Italy's National Collective Labor Agreements (CCNL) cover more than 80% of the country's workforce and are negotiated between industry associations and major unions. The Transport and Logistics CCNL, in particular, governs conditions for warehouse workers, truck drivers, and distribution employees—sectors that have seen explosive growth since the pandemic but also rising reports of burnout, injury, and wage disputes. This ruling underscores the continued relevance of these agreements in an economy increasingly dominated by multinational corporations accustomed to more flexible labor regimes in other jurisdictions.
Union officials have framed the decision as a vindication of their broader campaign to hold Amazon accountable in Italy. FILT CGIL Piemonte has filed multiple grievances against the retailer over the past three years, targeting everything from surveillance practices to break room conditions. The appellate court's clear language—that "worker rights are not negotiable"—is likely to embolden similar legal actions at other Amazon facilities in Milan, Piacenza, and Rome, where union organizers report comparable scheduling disputes.
Wider Context for Expats and Employers
For foreign-owned companies operating in Italy, the ruling serves as a reminder that the country's labor framework remains one of the most protective in Europe—and one of the least susceptible to unilateral employer interpretation. Unlike common-law jurisdictions where employment terms can be more fluid, Italian labor law is heavily codified, and collective agreements carry the force of quasi-legislative standards. Businesses that attempt to "optimize" scheduling or benefits without explicit union sign-off risk costly litigation and reputational damage.
For employees—including expats working in logistics, tech, or other rapidly scaling sectors—this case highlights the importance of understanding which CCNL applies to your role. Even if your employer is a global brand with standardized HR policies, your actual rights and working conditions in Italy are determined by the relevant national contract, not by what the company offers in Germany, France, or the United States. If you work night shifts in transport, warehousing, or related fields, you are almost certainly covered by protections similar to those Amazon was found to have violated.
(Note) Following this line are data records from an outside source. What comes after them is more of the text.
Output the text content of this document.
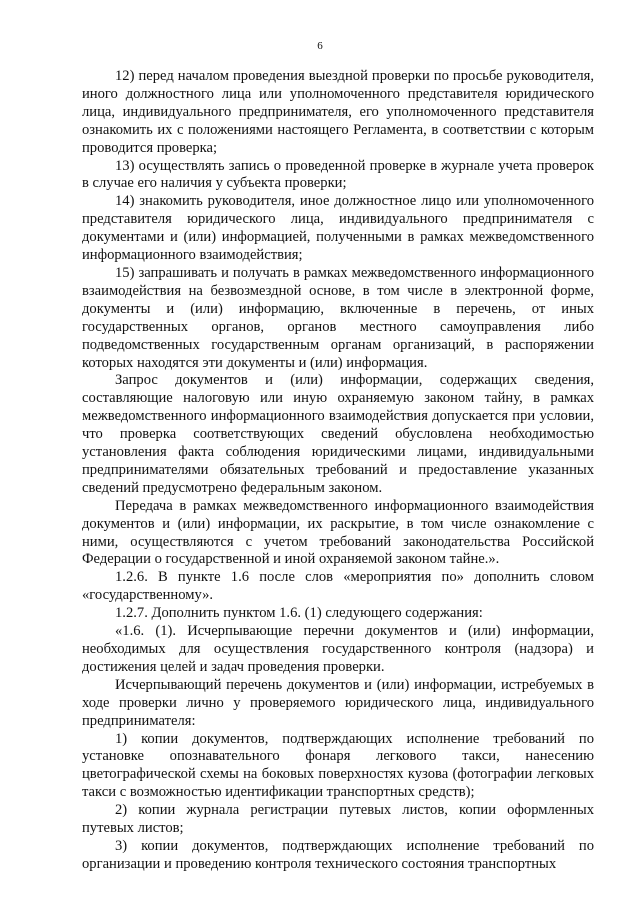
6

12) перед началом проведения выездной проверки по просьбе руководителя, иного должностного лица или уполномоченного представителя юридического лица, индивидуального предпринимателя, его уполномоченного представителя ознакомить их с положениями настоящего Регламента, в соответствии с которым проводится проверка;

13) осуществлять запись о проведенной проверке в журнале учета проверок в случае его наличия у субъекта проверки;

14) знакомить руководителя, иное должностное лицо или уполномоченного представителя юридического лица, индивидуального предпринимателя с документами и (или) информацией, полученными в рамках межведомственного информационного взаимодействия;

15) запрашивать и получать в рамках межведомственного информационного взаимодействия на безвозмездной основе, в том числе в электронной форме, документы и (или) информацию, включенные в перечень, от иных государственных органов, органов местного самоуправления либо подведомственных государственным органам организаций, в распоряжении которых находятся эти документы и (или) информация.

Запрос документов и (или) информации, содержащих сведения, составляющие налоговую или иную охраняемую законом тайну, в рамках межведомственного информационного взаимодействия допускается при условии, что проверка соответствующих сведений обусловлена необходимостью установления факта соблюдения юридическими лицами, индивидуальными предпринимателями обязательных требований и предоставление указанных сведений предусмотрено федеральным законом.

Передача в рамках межведомственного информационного взаимодействия документов и (или) информации, их раскрытие, в том числе ознакомление с ними, осуществляются с учетом требований законодательства Российской Федерации о государственной и иной охраняемой законом тайне.».

1.2.6. В пункте 1.6 после слов «мероприятия по» дополнить словом «государственному».

1.2.7. Дополнить пунктом 1.6. (1) следующего содержания:

«1.6. (1). Исчерпывающие перечни документов и (или) информации, необходимых для осуществления государственного контроля (надзора) и достижения целей и задач проведения проверки.

Исчерпывающий перечень документов и (или) информации, истребуемых в ходе проверки лично у проверяемого юридического лица, индивидуального предпринимателя:

1) копии документов, подтверждающих исполнение требований по установке опознавательного фонаря легкового такси, нанесению цветографической схемы на боковых поверхностях кузова (фотографии легковых такси с возможностью идентификации транспортных средств);

2) копии журнала регистрации путевых листов, копии оформленных путевых листов;

3) копии документов, подтверждающих исполнение требований по организации и проведению контроля технического состояния транспортных
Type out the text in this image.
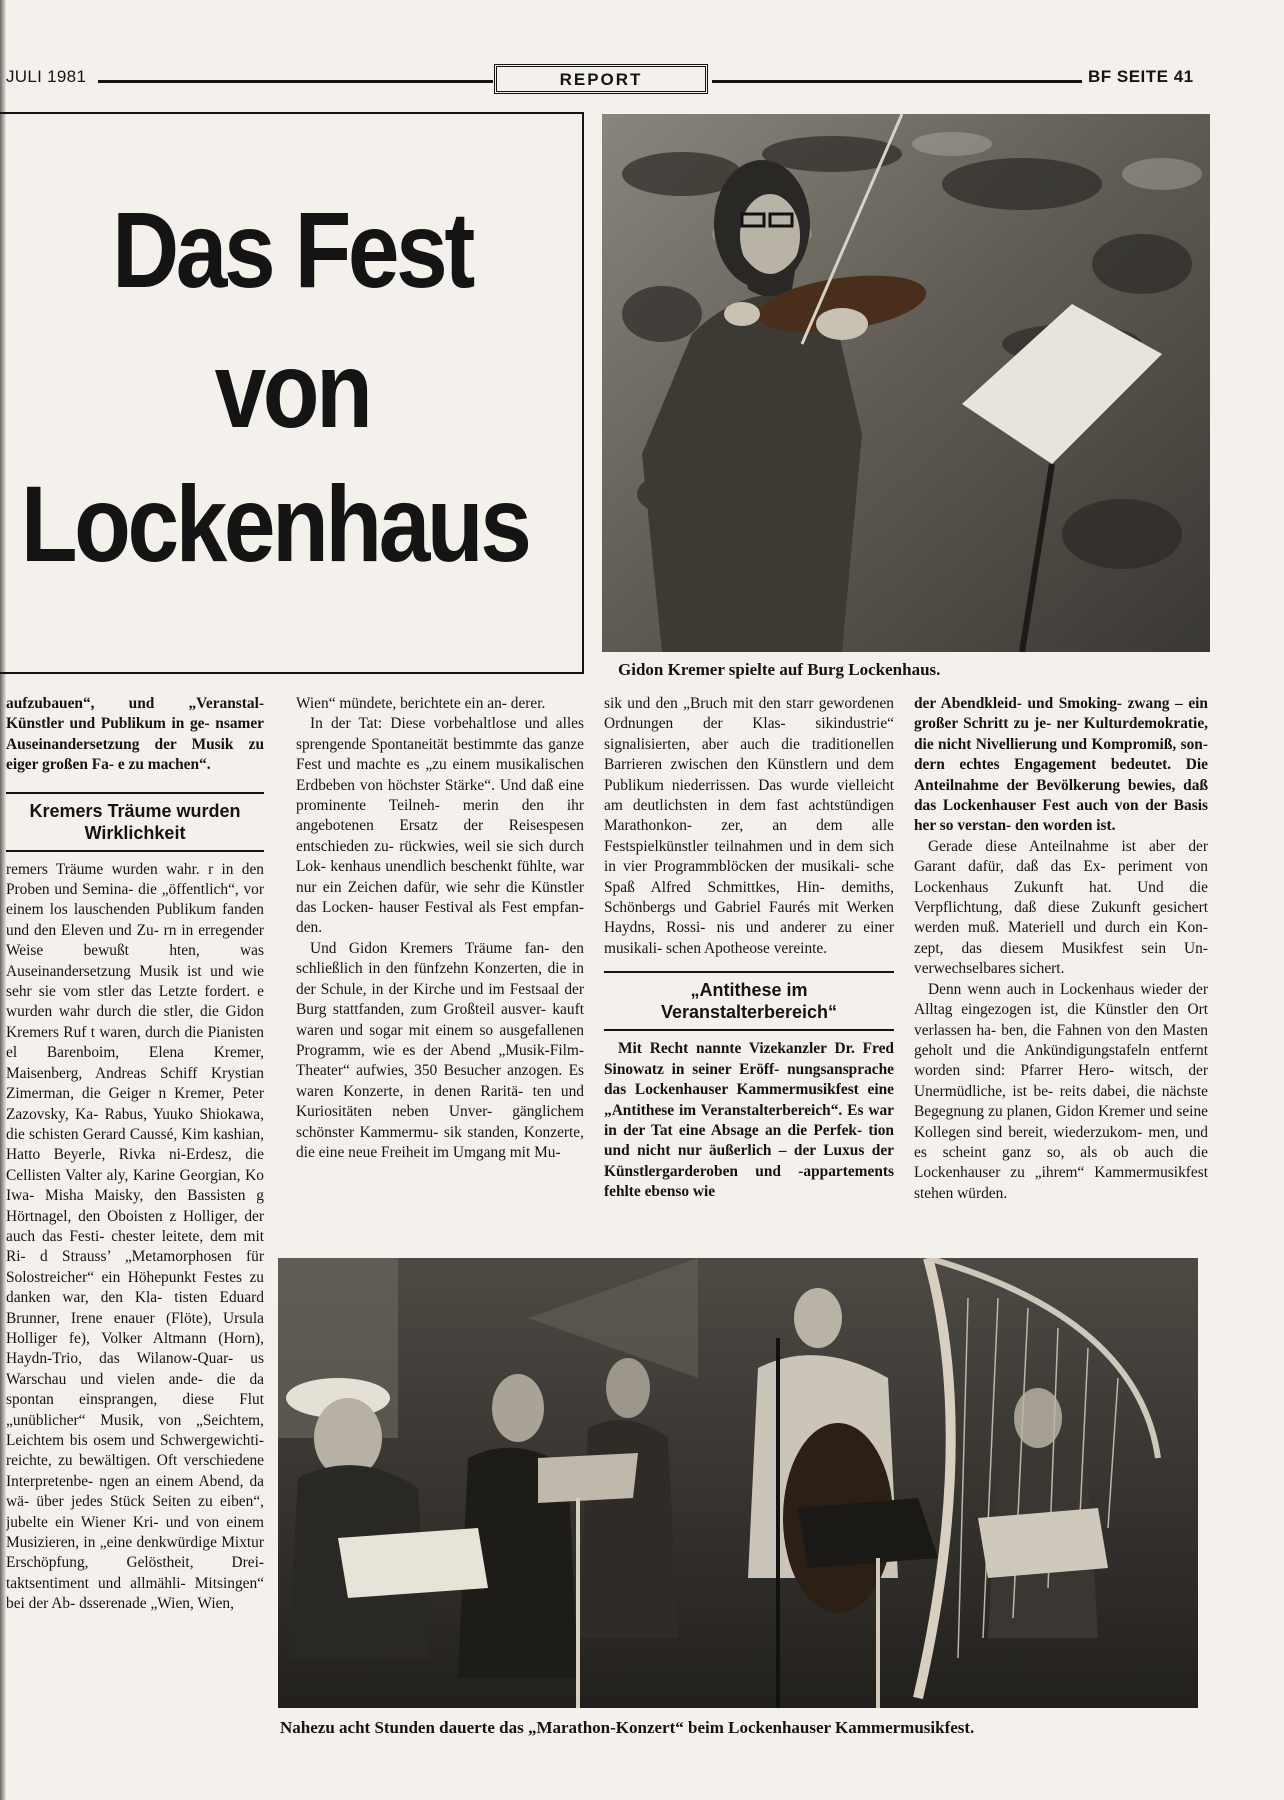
JULI 1981	REPORT	BF SEITE 41
Das Fest
von
Lockenhaus
Gidon Kremer spielte auf Burg Lockenhaus.

aufzubauen“, und „Veranstal- Künstler und Publikum in ge- nsamer Auseinandersetzung der Musik zu eiger großen Fa- e zu machen“.

Kremers Träume wurden Wirklichkeit

remers Träume wurden wahr. r in den Proben und Semina- die „öffentlich“, vor einem los lauschenden Publikum fanden und den Eleven und Zu- rn in erregender Weise bewußt hten, was Auseinandersetzung Musik ist und wie sehr sie vom stler das Letzte fordert. e wurden wahr durch die stler, die Gidon Kremers Ruf t waren, durch die Pianisten el Barenboim, Elena Kremer, Maisenberg, Andreas Schiff Krystian Zimerman, die Geiger n Kremer, Peter Zazovsky, Ka- Rabus, Yuuko Shiokawa, die schisten Gerard Caussé, Kim kashian, Hatto Beyerle, Rivka ni-Erdesz, die Cellisten Valter aly, Karine Georgian, Ko Iwa- Misha Maisky, den Bassisten g Hörtnagel, den Oboisten z Holliger, der auch das Festi- chester leitete, dem mit Ri- d Strauss’ „Metamorphosen für Solostreicher“ ein Höhepunkt Festes zu danken war, den Kla- tisten Eduard Brunner, Irene enauer (Flöte), Ursula Holliger fe), Volker Altmann (Horn), Haydn-Trio, das Wilanow-Quar- us Warschau und vielen ande- die da spontan einsprangen, diese Flut „unüblicher“ Musik, von „Seichtem, Leichtem bis osem und Schwergewichti- reichte, zu bewältigen. Oft verschiedene Interpretenbe- ngen an einem Abend, da wä- über jedes Stück Seiten zu eiben“, jubelte ein Wiener Kri- und von einem Musizieren, in „eine denkwürdige Mixtur Erschöpfung, Gelöstheit, Drei- taktsentiment und allmähli- Mitsingen“ bei der Ab- dsserenade „Wien, Wien,

Wien“ mündete, berichtete ein an- derer.

In der Tat: Diese vorbehaltlose und alles sprengende Spontaneität bestimmte das ganze Fest und machte es „zu einem musikalischen Erdbeben von höchster Stärke“. Und daß eine prominente Teilneh- merin den ihr angebotenen Ersatz der Reisespesen entschieden zu- rückwies, weil sie sich durch Lok- kenhaus unendlich beschenkt fühlte, war nur ein Zeichen dafür, wie sehr die Künstler das Locken- hauser Festival als Fest empfan- den.

Und Gidon Kremers Träume fan- den schließlich in den fünfzehn Konzerten, die in der Schule, in der Kirche und im Festsaal der Burg stattfanden, zum Großteil ausver- kauft waren und sogar mit einem so ausgefallenen Programm, wie es der Abend „Musik-Film-Theater“ aufwies, 350 Besucher anzogen. Es waren Konzerte, in denen Raritä- ten und Kuriositäten neben Unver- gänglichem schönster Kammermu- sik standen, Konzerte, die eine neue Freiheit im Umgang mit Mu-

sik und den „Bruch mit den starr gewordenen Ordnungen der Klas- sikindustrie“ signalisierten, aber auch die traditionellen Barrieren zwischen den Künstlern und dem Publikum niederrissen. Das wurde vielleicht am deutlichsten in dem fast achtstündigen Marathonkon- zer, an dem alle Festspielkünstler teilnahmen und in dem sich in vier Programmblöcken der musikali- sche Spaß Alfred Schmittkes, Hin- demiths, Schönbergs und Gabriel Faurés mit Werken Haydns, Rossi- nis und anderer zu einer musikali- schen Apotheose vereinte.

„Antithese im Veranstalterbereich“

Mit Recht nannte Vizekanzler Dr. Fred Sinowatz in seiner Eröff- nungsansprache das Lockenhauser Kammermusikfest eine „Antithese im Veranstalterbereich“. Es war in der Tat eine Absage an die Perfek- tion und nicht nur äußerlich – der Luxus der Künstlergarderoben und -appartements fehlte ebenso wie

der Abendkleid- und Smoking- zwang – ein großer Schritt zu je- ner Kulturdemokratie, die nicht Nivellierung und Kompromiß, son- dern echtes Engagement bedeutet. Die Anteilnahme der Bevölkerung bewies, daß das Lockenhauser Fest auch von der Basis her so verstan- den worden ist.

Gerade diese Anteilnahme ist aber der Garant dafür, daß das Ex- periment von Lockenhaus Zukunft hat. Und die Verpflichtung, daß diese Zukunft gesichert werden muß. Materiell und durch ein Kon- zept, das diesem Musikfest sein Un- verwechselbares sichert.

Denn wenn auch in Lockenhaus wieder der Alltag eingezogen ist, die Künstler den Ort verlassen ha- ben, die Fahnen von den Masten geholt und die Ankündigungstafeln entfernt worden sind: Pfarrer Hero- witsch, der Unermüdliche, ist be- reits dabei, die nächste Begegnung zu planen, Gidon Kremer und seine Kollegen sind bereit, wiederzukom- men, und es scheint ganz so, als ob auch die Lockenhauser zu „ihrem“ Kammermusikfest stehen würden.

Nahezu acht Stunden dauerte das „Marathon-Konzert“ beim Lockenhauser Kammermusikfest.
The immediate practical takeaway: if you believe your employer has miscalculated your hours, withheld overtime, or misapplied contractual break periods, Italian labor law provides robust mechanisms for redress. Union membership is not mandatory to file a grievance, but the infrastructure and legal support unions provide—especially in high-stakes cases against well-resourced defendants—can be decisive.
As Amazon moves to comply with the Turin court's order, the logistics sector will be watching closely. The company's next steps—whether it quietly adjusts schedules, appeals to the highest court, or negotiates a settlement with the union—will shape how other multinationals approach labor compliance in one of Europe's most complex and worker-friendly regulatory environments.